КОСМИЗМ К. Э. ЦИОЛКОВСКОГО И ХРИСТИАНСТВО
© В.Е.Ермолаева
© Государственный музей истории космонавтики им. К.Э. Циолковского, г. Калуга
Секция "Космонавтика и общество: философия К.Э. Циолковского"
2006 г.
1. К. Э. Циолковский «увлекался евангелием» с юности. Видение на небе главного символа христианства – креста и человеческой фигуры, посетившее Циолковского в 28 лет, обнаружило громадную духовную работу в русле постижения ведущих идей европейской части человечества.
2. Учёный стремился понять и объяснить внутренне воспринятую им великую истину христианства и себе, и всем, кто не сумел увидеть её. Именно с этой целью он стремился «перевести» на язык современности Евангелия.
3. Архетип вселенского миропорядка (движитель сознания учёного) осмысливается им в образе Бога-отца, Создателя мира, Первопричины Вселенной. Идея согласия веры и знания становится ведущей для Циолковского до конца дней, хотя контуры веры с возрастом и в условиях агрессивно–атеистического государства (благосклонного к научным, но не мировоззренческим идеям учёного) приобретают всё более абстрактный характер: христианский рай преобразуется в картину вечного счастья совершенных обитателей космоса.

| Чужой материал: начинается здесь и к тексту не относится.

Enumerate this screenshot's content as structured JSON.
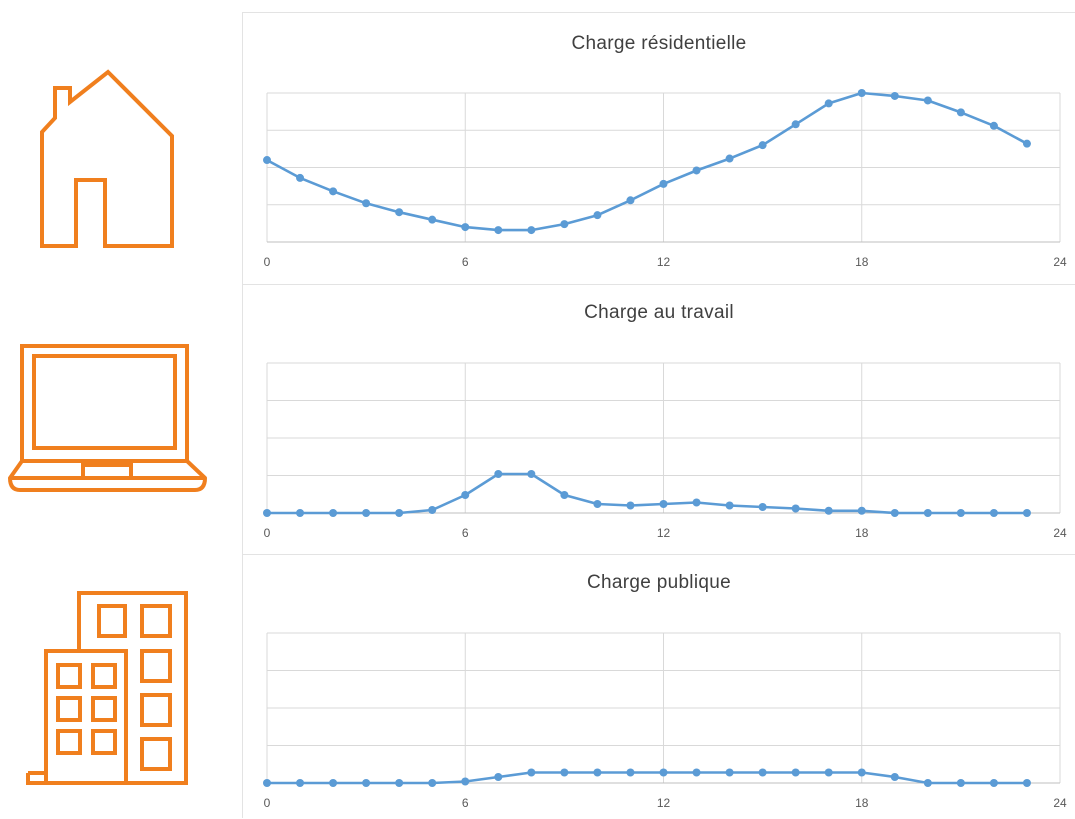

4. Бог Циолковского – Творец мира и его законов, Первопричина космоса и его верховный правитель. Но в то же время – это живой личный Бог, который может поддержать и спасти, идея любви, животворящей Истины, осуществлённая в совершенном Космосе и принесённая на Землю, открытая людям Великим Галилейским Учителем.
5. Циолковский принимает символ Божественной Троицы и пытается понять его: «Верно, что дух правды или истины от сына, т.е. от человека исходит, человек же или другое разумное существо от отца. Всё вместе – одно». Но при этом он не учитывает персоналистический смысл христианского символа, призыв к развитию личности христианина, сознательного свободного выбора пути истины и любви. Н. А. Бердяев писал: «Идея человека есть величайшая Божья идея. Человек ждёт рождения в нём Бога. Бог ждёт рождения в нём человека».
6. Распыление данной личностной «композиции» в атомы, пусть и одушевлённые, с последующей сборкой в новые «композиции», противоречит христианской идее посмертной ответственности, и это учёный тоже чувствовал. Возможно, конечно, его, как и многих христианских мыслителей, смущала идея вечных мук грешников, он не верил в совмещение такой жестокости и безграничного милосердия божья. Но всё же избавление от неудачных композиций атомов, жертвуя и более удачными, трудно считать решением проблемы в христианском духе.
7. Возможно, дополнение христианства рассуждениями такого рода с позиций космической судьбы человечества заставила нашего, тоже отнюдь не ортодоксального христианина Бердяева резко выступать против «космического прельщения» и космоцентризма.
8. Непонимание персоналистического смысла Нового завета всё же не позволяет считать Циолковского не христианином, хотя и выводит за рамки ортодоксальных версий христианства. Выход за рамки любой догмы вызывает особенное сочувствие к несчастной посюсторонней земной реальности, которая нуждается в преображении в духе великих истин любви и сострадания всему чувствующему. Именно такое преображение имеют в виду космические и все остальные проекты учёного. Неверны попытки истолковать их в другом контексте.
9. Наш великий учёный – христианин, прежде всего, по его любви к человечеству, по стремлению облегчить ему путь к преображению, осуществлению христианских ценностей.
10. Он христианин по своей творческой мощи – ответу на сокрытое требование Бога (Бердяев). Царство Божье не только ожидается, но и творится.
11. Наконец, он христианин по нравственной высоте и благородству личной судьбы.